Quay Voices, who were impressive in heir solo, Sure on the Shining Night, are one of the leading youth choirs in the country, hailing from Gateshead, while OneSound are the leading Christian youth choir and orchestra. Their solo, Blessed Assurance, was well executed but suffered from the bane of many youth choirs in lacking bass and depth – a characteristic which comes with age and maturity – or smoking 40 Capstan Full Strength a day.

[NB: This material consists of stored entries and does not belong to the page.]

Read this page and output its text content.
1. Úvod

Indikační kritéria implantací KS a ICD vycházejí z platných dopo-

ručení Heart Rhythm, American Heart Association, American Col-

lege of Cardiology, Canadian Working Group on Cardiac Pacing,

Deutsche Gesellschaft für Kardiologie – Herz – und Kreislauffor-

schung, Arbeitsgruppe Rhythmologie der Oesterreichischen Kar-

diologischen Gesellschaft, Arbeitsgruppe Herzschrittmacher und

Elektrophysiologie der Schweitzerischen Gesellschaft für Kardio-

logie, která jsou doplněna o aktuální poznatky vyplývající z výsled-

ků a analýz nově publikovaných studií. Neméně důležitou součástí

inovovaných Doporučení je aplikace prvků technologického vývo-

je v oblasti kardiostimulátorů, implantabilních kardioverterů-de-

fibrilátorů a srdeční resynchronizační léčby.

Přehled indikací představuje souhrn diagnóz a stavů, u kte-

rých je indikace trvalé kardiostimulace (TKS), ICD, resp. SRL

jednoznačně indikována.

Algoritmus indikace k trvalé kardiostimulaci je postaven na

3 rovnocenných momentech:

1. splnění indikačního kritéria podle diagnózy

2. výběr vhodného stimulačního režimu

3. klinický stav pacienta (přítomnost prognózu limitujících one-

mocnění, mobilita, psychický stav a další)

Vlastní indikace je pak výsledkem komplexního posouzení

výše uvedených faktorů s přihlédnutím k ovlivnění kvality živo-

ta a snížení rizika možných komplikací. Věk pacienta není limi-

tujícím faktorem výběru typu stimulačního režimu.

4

OneSound also supplied the organist taking on the Town Hall's stunning instrument with its four manuals and 6,000 pipes, all mastered and tamed by Catherine Boxall.

Phoenix Singers are well known in the West Midlands, and beyond, and have raised £20,000 for charity over the past ten years and their solo Lead Kindly Light set the tone for the evening.

After a lively opening with Sing, the Diamond Jubilee anthem from Gary Barlow and Andrew Lloyd Webber there were a couple of wobbles early in the evening as the three choirs introduced themselves but that was merely a warm up, a loosener for the main event and from the opening Blessed are the Peacemakers choirs and fine orchestra did Jenkin's emotive work justice.

The work takes words from the Bible and Koran, and from figures including the Dalai Lama, Gandhi, Shelley, St Francis of Assisi, Mother Teresa, Nelson Mandela, Martin Luther King Jnr and the remarkable diary of Anne Frank.

The Peacemakers does not have one theme, tune or song anyone would be humming on the way home, yet the music was infectious, with feet tapping along to the likes of the jazzy, bluesy He Had a Dream elegy for Martin Luther King Jnr or the insistent drumming and whistle of Healing Light, a Celtic Prayer.

We also had two fine soloists, both sopranos from Quay Voices with Molly Toolan-Kerr singing Terry Waite's beautifully haunting Meditation: Peace is . . .

Sarah Dover sand The Dove, a lyrical song by Jenkins' wife Carol Barratt for their granddaughter Astrid May.

The Lord Mayor of Birmingham, Coun. Mike Leddy and his wife Pauline attended the concert which was to raise funds for The Foundation for Conductive Education.

The concert, compered by Andy Knowles, ended with an enthusiastic ovation rewarded with an encore to end a performance well deserving of a larger audience.